Zero – 5 are the most critical brain-building years, and the sharing of toys, Dr. Giordano adds, helps build social and emotional skills, problem-solving skills and self-control. And socially distancing children doesn’t help them learn to negotiate with one another, play or work together.
Even worse, it seems that the positive trend didn’t continue as restrictions lifted. “We were so excited that the numbers dipped down and we were like, okay, we keep searching for these little silver linings from COVID; maybe this is one of them.”
This prompted the team to run the survey again, two years into the pandemic. “Because anecdotally we were talking to providers and they kept saying, no, we’re frustrated. And we got the data back and we were like, oh, we’re right back.

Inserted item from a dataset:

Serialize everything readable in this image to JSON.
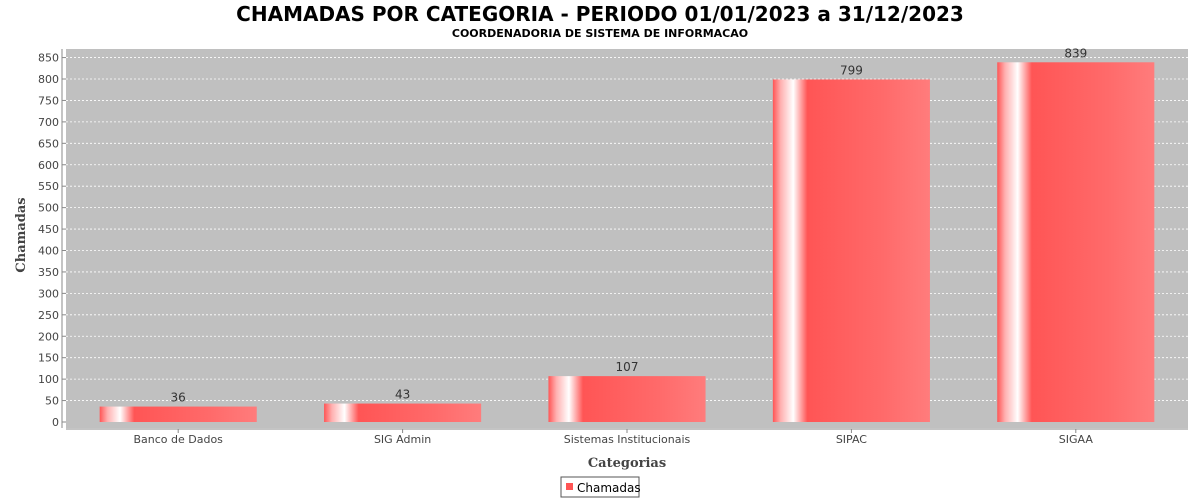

We’re still working through the data, but our early results are showing that the expulsion rate is almost right back to where it was prior to COVID.”
Disappointing, but maybe not surprising. “Everybody’s so excited to be back to normal. But this is an area that, you know, maybe back to normal isn’t such a great thing.”
Alice Bradley is a Brooklyn-based writer and editor. She has written for numerous magazines and sites, including Salon, Health, Parents and Real Simple, and was a contributing editor to Creative Nonfiction. She co-wrote the humor book “Let’s Panic About Babies!”